Note that once we have the parameters of our correlation function, we can use the sl.Tools.pars2Ct function to obtain the correlation function itself. We may also use the sl.Tools.L2Ct function to go directly from the Liouvillian to correlation functions for each interaction in the Liouvillian.

Exchange setup tools#

SLEEPY has three tools for setting up orientational exchange simulations, which handles both construction of an exchange matrix, and construction of the spin-systems in exchange starting from a reference system (ExpSys). These tools can return the Liouvillian directly, or return the ExpSys list (ex_list) and exchange matrix (kex).

The three tools are :

  • Setup3siteSym: Three site hopping around a given axis. Provide the reference ExpSys, the correlation time (tc), and the opening angle of hopping (phi). Note that the resulting order parameter is \(S^2=(-1/2+3/2\cos^2(\phi))^2\)

  • SetupTetraHop: Hopping on a tetrahedral grid. Provide the reference ExpSys, the correlation time (tc), and the number of sites to use (n, for example, a methyl group hops around 3 of 4 tetrahedral sites.

  • SetupTumbling: Approximately isotropic hopping around a repulsion powder average to mimic tumbling. Provide the reference ExpSys, the correlation time (tc), and a quality factor, q. Note that q=0 hops among the x-, y-, and z-axes, and q=1 hops on a tetrahedral geometry. q=2-12 hops on the repulsion powder averages (with 10, 20, 66, 100, 144, 168, 256, 320, 678, and 2000 elements).

The sl.Tools.SetupTumbling function was applied above. The output of these functions can always be plugged into sl.Tools.L2A followed by sl.Tools.pars2Ct or into sl.Tools.L2Ct, which performs both steps, to evaluate how well the tumbling model performs.

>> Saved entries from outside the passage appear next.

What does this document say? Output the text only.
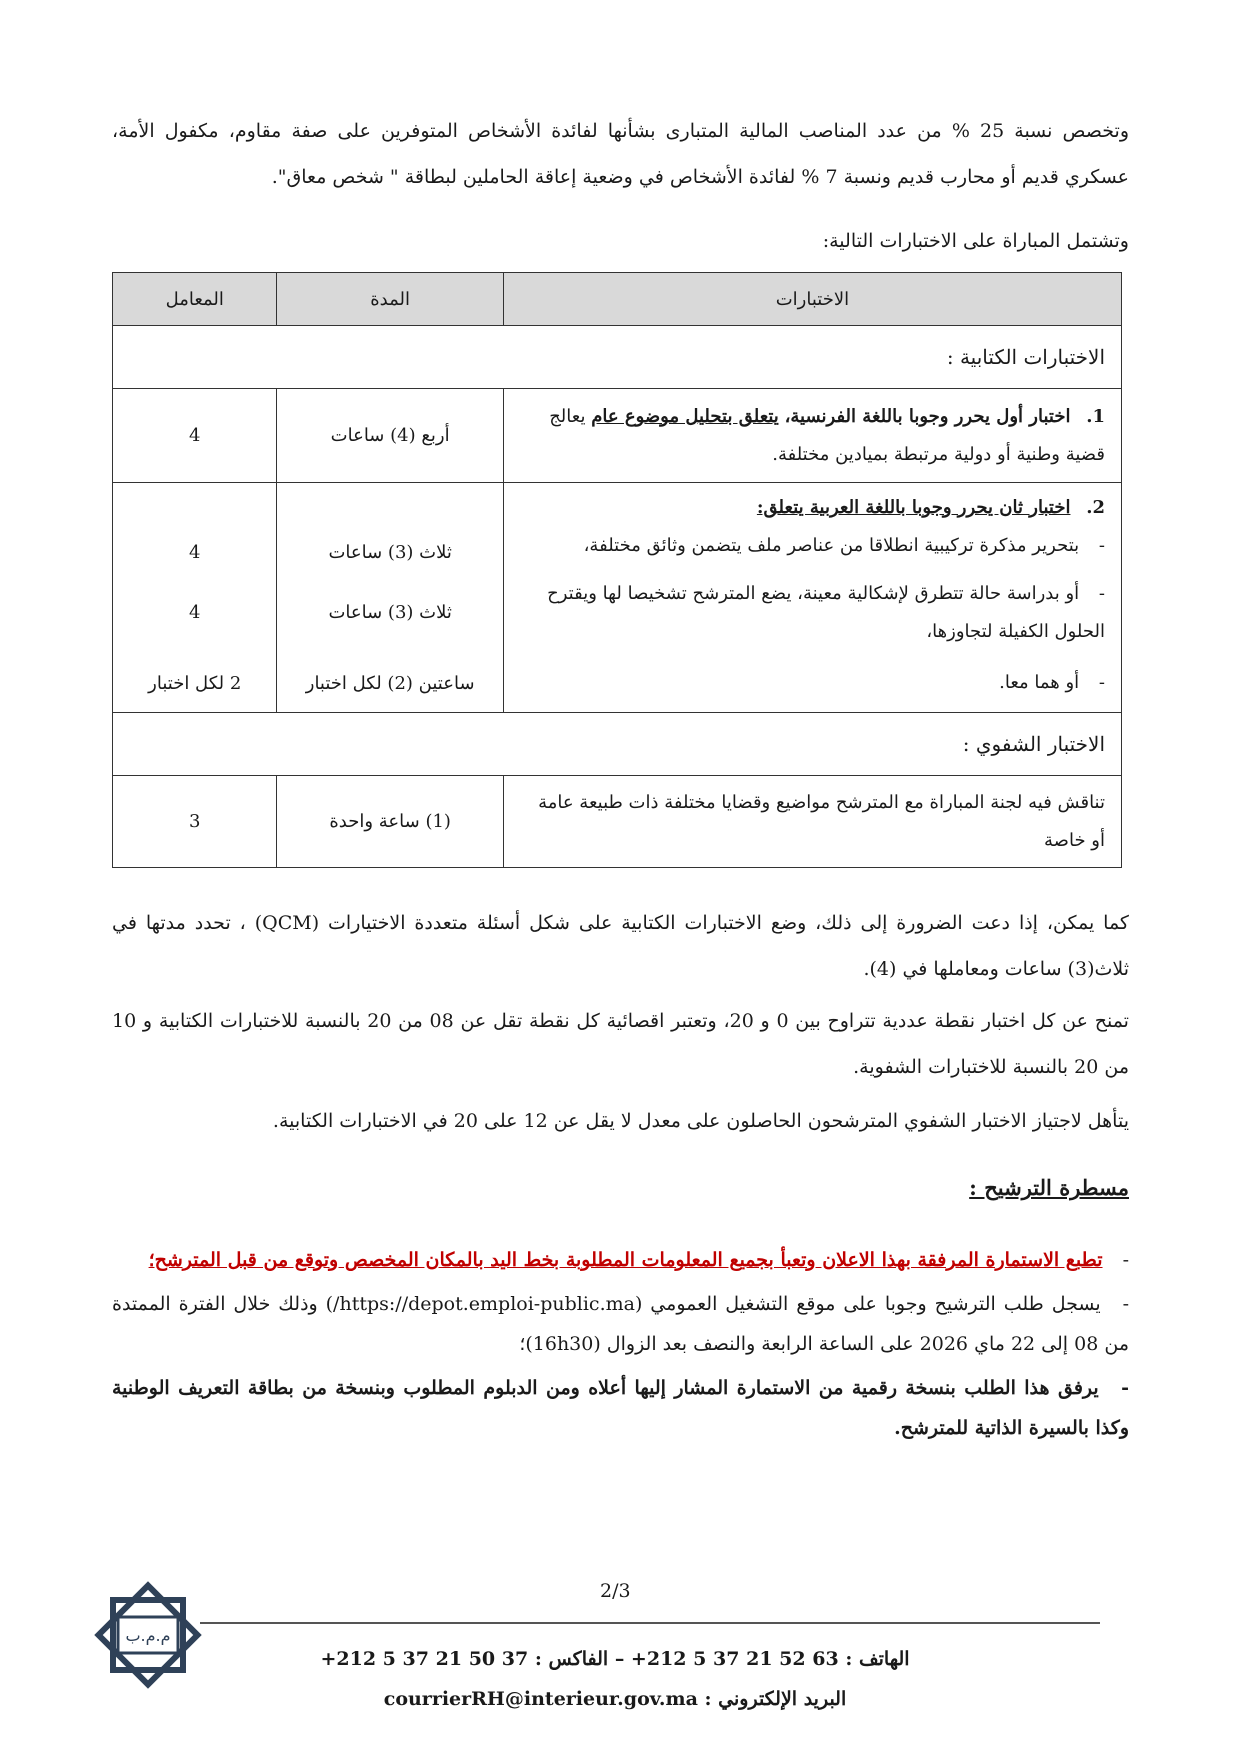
وتخصص نسبة 25 % من عدد المناصب المالية المتبارى بشأنها لفائدة الأشخاص المتوفرين على صفة مقاوم، مكفول الأمة، عسكري قديم أو محارب قديم ونسبة 7 % لفائدة الأشخاص في وضعية إعاقة الحاملين لبطاقة " شخص معاق".

وتشتمل المباراة على الاختبارات التالية:

الاختبارات	المدة	المعامل
الاختبارات الكتابية :		
1. اختبار أول يحرر وجوبا باللغة الفرنسية، يتعلق بتحليل موضوع عام يعالج قضية وطنية أو دولية مرتبطة بميادين مختلفة.	أربع (4) ساعات	4

2. اختبار ثان يحرر وجوبا باللغة العربية يتعلق:
- بتحرير مذكرة تركيبية انطلاقا من عناصر ملف يتضمن وثائق مختلفة،	ثلاث (3) ساعات	4
- أو بدراسة حالة تتطرق لإشكالية معينة، يضع المترشح تشخيصا لها ويقترح الحلول الكفيلة لتجاوزها،	ثلاث (3) ساعات	4
- أو هما معا.	ساعتين (2) لكل اختبار	2 لكل اختبار
الاختبار الشفوي :		
تناقش فيه لجنة المباراة مع المترشح مواضيع وقضايا مختلفة ذات طبيعة عامة أو خاصة	(1) ساعة واحدة	3

كما يمكن، إذا دعت الضرورة إلى ذلك، وضع الاختبارات الكتابية على شكل أسئلة متعددة الاختيارات (QCM) ، تحدد مدتها في ثلاث(3) ساعات ومعاملها في (4).

تمنح عن كل اختبار نقطة عددية تتراوح بين 0 و 20، وتعتبر اقصائية كل نقطة تقل عن 08 من 20 بالنسبة للاختبارات الكتابية و 10 من 20 بالنسبة للاختبارات الشفوية.

يتأهل لاجتياز الاختبار الشفوي المترشحون الحاصلون على معدل لا يقل عن 12 على 20 في الاختبارات الكتابية.

مسطرة الترشيح :
- تطبع الاستمارة المرفقة بهذا الاعلان وتعبأ بجميع المعلومات المطلوبة بخط اليد بالمكان المخصص وتوقع من قبل المترشح؛
- يسجل طلب الترشيح وجوبا على موقع التشغيل العمومي (https://depot.emploi-public.ma/) وذلك خلال الفترة الممتدة من 08 إلى 22 ماي 2026 على الساعة الرابعة والنصف بعد الزوال (16h30)؛
- يرفق هذا الطلب بنسخة رقمية من الاستمارة المشار إليها أعلاه ومن الدبلوم المطلوب وبنسخة من بطاقة التعريف الوطنية وكذا بالسيرة الذاتية للمترشح.
2/3
م.م.ب
الهاتف : 63 52 21 37 5 212+ – الفاكس : 37 50 21 37 5 212+
البريد الإلكتروني : courrierRH@interieur.gov.ma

ex=sl.ExpSys(v0H=600,Nucs=['1H','13C'],vr=0,pwdavg='alpha0beta0')
ex.set_inter('dipole',i0=0,i1=1,delta=sl.Tools.dipole_coupling(.109,'1H','13C'))
L=sl.Tools.SetupTetraHop(ex,tc=1e-9)

t,Ct=sl.Tools.L2Ct(L)

kavg=-(Ct[0][1]-Ct[0][0])/t[1]

ax=plt.subplots()[1]
ax.plot(t*1e3,Ct[0])
ax.plot(t*1e3,np.exp(-t*kavg),color='black',linestyle=':')
ax.legend(('C(t)','MonoExponential'))
ax.set_xlabel('t / ms')
_=ax.set_ylabel('C(t)')
../_images/8137feb596b5a2095e69cb51efc165e8018088222726248cc272d3e6e1834073.png

Then, L is derived from the interactions in ex, but exchanges over 4 different sets of Euler angles (for tetrahedral hopping). The exchange matrix can be viewed as follows:

_=L.plot(what='kex',mode='re')
../_images/4d31ae6d1585225a2551025232b50166518a2a19d9d3bc303527416ba3310a6f.png

Two-dimensional acquisition#

SLEEPY has a tool, the TwoD_Builder, which allows acquisition of two-dimensional experiments. The user needs to provide an initial density matrix, rho (may already be propagated with propagators or sequences), sequences for the indirect (seq_in) and direct dimension acquisition (seq_dir), and sequences to convert from the x-component of the indirect dimension (seq_trX) and from the y-component of the indirect dimension (seq_trY) to the direct dimension. Further details may be found in Chapter 2, EXSY.